Muara Teweh, Nuansanusantara.com – Pemerintah Kabupaten Barito Utara, Kalimantan Tengah, mematangkan pelaksanaan proyek multiyears sebagai bagian dari percepatan pembangunan daerah melalui rapat koordinasi yang dipimpin Bupati Barito Utara H. Shalahuddin, Senin (27/4/2026).
Rapat yang dihadiri jajaran perangkat daerah dan tim teknis terkait itu difokuskan pada sinkronisasi program serta penyelarasan data teknis menjelang pemaparan rencana proyek dalam sidang DPRD Barito Utara pada 30 April 2026.
Bupati Shalahuddin menegaskan proyek multiyears merupakan strategi pembangunan jangka menengah yang membutuhkan perencanaan matang, transparansi, serta akuntabilitas agar pelaksanaannya efektif dan tepat sasaran.
“Pelaksanaan pekerjaan multiyears harus direncanakan secara serius, dengan data teknis yang lengkap dan akurat.

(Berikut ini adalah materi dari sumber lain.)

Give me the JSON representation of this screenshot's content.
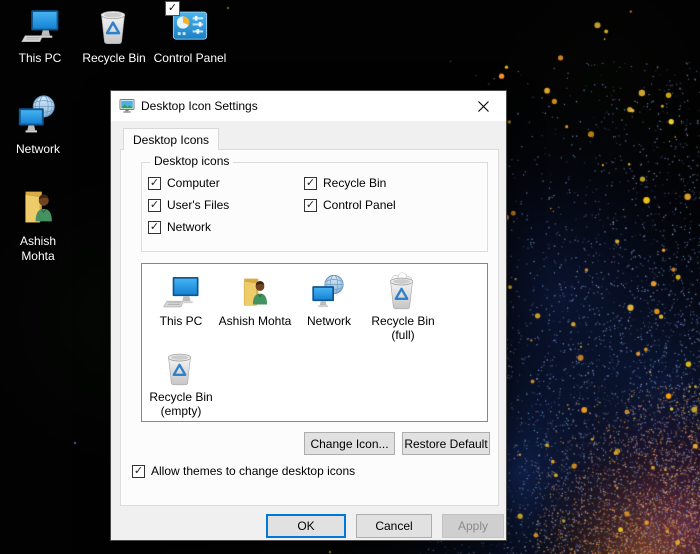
{
  "desktop": {
    "icons": [
      {
        "label": "This PC"
      },
      {
        "label": "Recycle Bin"
      },
      {
        "label": "Control Panel",
        "selected_checkbox": true
      },
      {
        "label": "Network"
      },
      {
        "label": "Ashish Mohta"
      }
    ]
  },
  "dialog": {
    "title": "Desktop Icon Settings",
    "tab_label": "Desktop Icons",
    "group_label": "Desktop icons",
    "checkboxes": [
      {
        "label": "Computer",
        "checked": true
      },
      {
        "label": "User's Files",
        "checked": true
      },
      {
        "label": "Network",
        "checked": true
      },
      {
        "label": "Recycle Bin",
        "checked": true
      },
      {
        "label": "Control Panel",
        "checked": true
      }
    ],
    "preview_items": [
      {
        "label": "This PC"
      },
      {
        "label": "Ashish Mohta"
      },
      {
        "label": "Network"
      },
      {
        "label": "Recycle Bin (full)"
      },
      {
        "label": "Recycle Bin (empty)"
      }
    ],
    "change_icon_label": "Change Icon...",
    "restore_default_label": "Restore Default",
    "allow_themes_label": "Allow themes to change desktop icons",
    "allow_themes_checked": true,
    "ok_label": "OK",
    "cancel_label": "Cancel",
    "apply_label": "Apply",
    "apply_disabled": true
  },
  "glyphs": {
    "check": "✓"
  },
  "colors": {
    "accent_focus": "#0078d7",
    "titlebar_bg": "#ffffff",
    "dialog_bg": "#f0f0f0",
    "page_bg": "#fcfcfc",
    "button_bg": "#e1e1e1",
    "button_border": "#adadad",
    "listview_border": "#828790",
    "desktop_label": "#ffffff"
  }
}
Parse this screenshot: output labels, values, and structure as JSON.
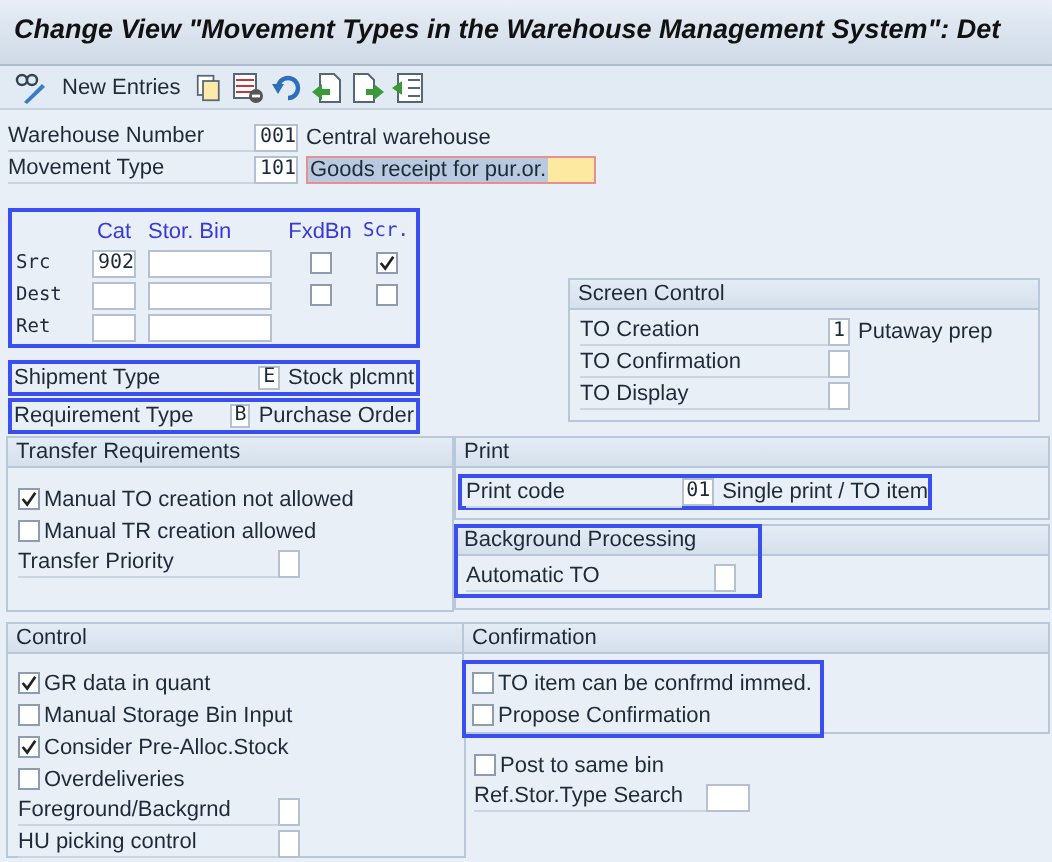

Transparansi dan akuntabilitas menjadi kunci agar program ini benar-benar memberikan manfaat bagi masyarakat,” kata Shalahuddin.
Menurut dia, kesiapan teknis menjadi faktor penting dalam mendukung keberhasilan program, termasuk menyangkut tahapan pelaksanaan, skema pembiayaan, dan proyeksi dampak jangka panjang terhadap konektivitas infrastruktur serta pelayanan publik.
Ia menekankan keberhasilan proyek multiyears tidak semata diukur dari penyelesaian fisik, tetapi juga kontribusinya terhadap pertumbuhan ekonomi daerah dan peningkatan kesejahteraan masyarakat.
Pemerintah daerah, lanjutnya, berkomitmen mengawal seluruh tahapan program agar sesuai target, sekaligus memastikan paparan di hadapan legislatif didukung data yang komprehensif guna memperkuat dukungan terhadap implementasi proyek.
Rapat koordinasi tersebut turut dihadiri Wakil Bupati Felix Sonadie Y Tingan dan Sekretaris Daerah Muhlis.
Pemkab Barito Utara menilai skema multiyears menjadi salah satu instrumen strategis untuk mempercepat pembangunan berkelanjutan, terutama untuk mendukung peningkatan infrastruktur dasar dan kualitas layanan publik di daerah.